Alternatively to this, the first and second parts may,
the machine learning model is obtained based on sample data training;
the sample data comprises state characteristics of historical players, joint playing characteristics corresponding to the historical players and winning and losing results corresponding to the historical players; the joint playing characteristics corresponding to the historical players are the historical playing characteristics of each player participating in the game in the local game corresponding to the sample data.
Optionally, the status characteristics of the target player include any one or more of the following:
the character of the target player, the cards held by the target player, and the historical playing of each player in the game.
Optionally, the joint playing characteristics corresponding to the target player are characteristics describing face contents of historical playing of each player participating in the game and embodying playing sequence of each player.
Alternatively to this, the first and second parts may,
the first determining unit 302 is specifically configured to:
determining a character of the target player and determining a machine learning model corresponding to the character of the target player;
and obtaining the reward value of each card-playing candidate item in the card-playing candidate item set corresponding to the target player according to the state characteristic of the target player, the combined card-playing characteristic corresponding to the target player and the machine learning model corresponding to the role of the target player.
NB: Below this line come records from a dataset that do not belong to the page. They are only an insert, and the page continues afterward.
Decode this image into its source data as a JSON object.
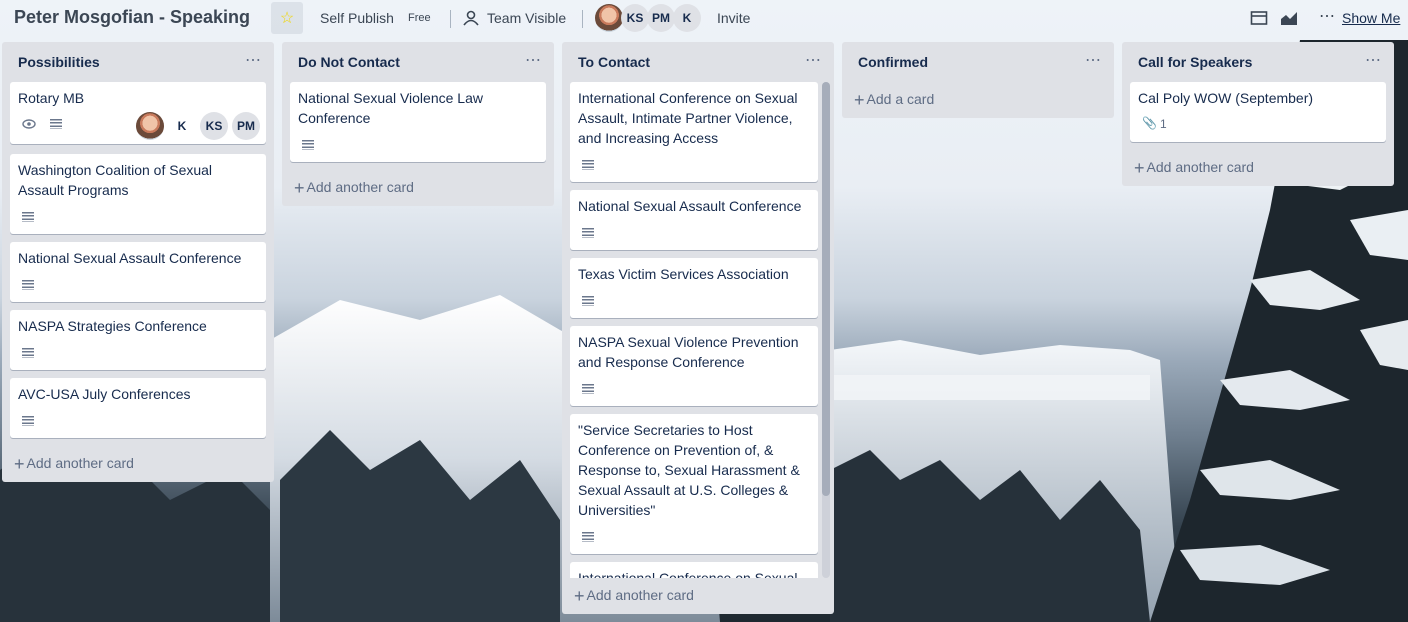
{
  "board": {
    "title": "Peter Mosgofian - Speaking",
    "workspace": "Self Publish",
    "plan": "Free",
    "visibility": "Team Visible",
    "invite_label": "Invite",
    "members": [
      "KS",
      "PM",
      "K"
    ],
    "show_menu_label": "Show Me"
  },
  "lists": [
    {
      "name": "Possibilities",
      "cards": [
        {
          "title": "Rotary MB",
          "members": [
            "K",
            "KS",
            "PM"
          ]
        },
        {
          "title": "Washington Coalition of Sexual Assault Programs"
        },
        {
          "title": "National Sexual Assault Conference"
        },
        {
          "title": "NASPA Strategies Conference"
        },
        {
          "title": "AVC-USA July Conferences"
        }
      ],
      "add_label": "Add another card"
    },
    {
      "name": "Do Not Contact",
      "cards": [
        {
          "title": "National Sexual Violence Law Conference"
        }
      ],
      "add_label": "Add another card"
    },
    {
      "name": "To Contact",
      "cards": [
        {
          "title": "International Conference on Sexual Assault, Intimate Partner Violence, and Increasing Access"
        },
        {
          "title": "National Sexual Assault Conference"
        },
        {
          "title": "Texas Victim Services Association"
        },
        {
          "title": "NASPA Sexual Violence Prevention and Response Conference"
        },
        {
          "title": "\"Service Secretaries to Host Conference on Prevention of, & Response to, Sexual Harassment & Sexual Assault at U.S. Colleges & Universities\""
        },
        {
          "title": "International Conference on Sexual"
        }
      ],
      "add_label": "Add another card"
    },
    {
      "name": "Confirmed",
      "cards": [],
      "add_label": "Add a card"
    },
    {
      "name": "Call for Speakers",
      "cards": [
        {
          "title": "Cal Poly WOW (September)",
          "attachments": "1"
        }
      ],
      "add_label": "Add another card"
    }
  ],
  "icons": {
    "star": "star-icon",
    "team": "team-icon",
    "description": "description-icon",
    "watch": "eye-icon",
    "attachment": "paperclip-icon",
    "list_menu": "ellipsis-icon"
  },
  "colors": {
    "list_bg": "#dfe1e6",
    "card_bg": "#ffffff",
    "star": "#f2d600",
    "text": "#172b4d"
  }
}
Optionally, the machine learning model is a deep reinforcement learning DQN model.
Optionally, the second determining unit 303 is specifically configured to:
determining one or more card-playing candidate items with the bonus value larger than or equal to a preset threshold value as the card-playing candidate items of the target player in the current round of game; alternatively, the first and second electrodes may be,
and determining the card-playing candidate item with the maximum bonus value as the card-playing candidate item of the target player in the current round of game.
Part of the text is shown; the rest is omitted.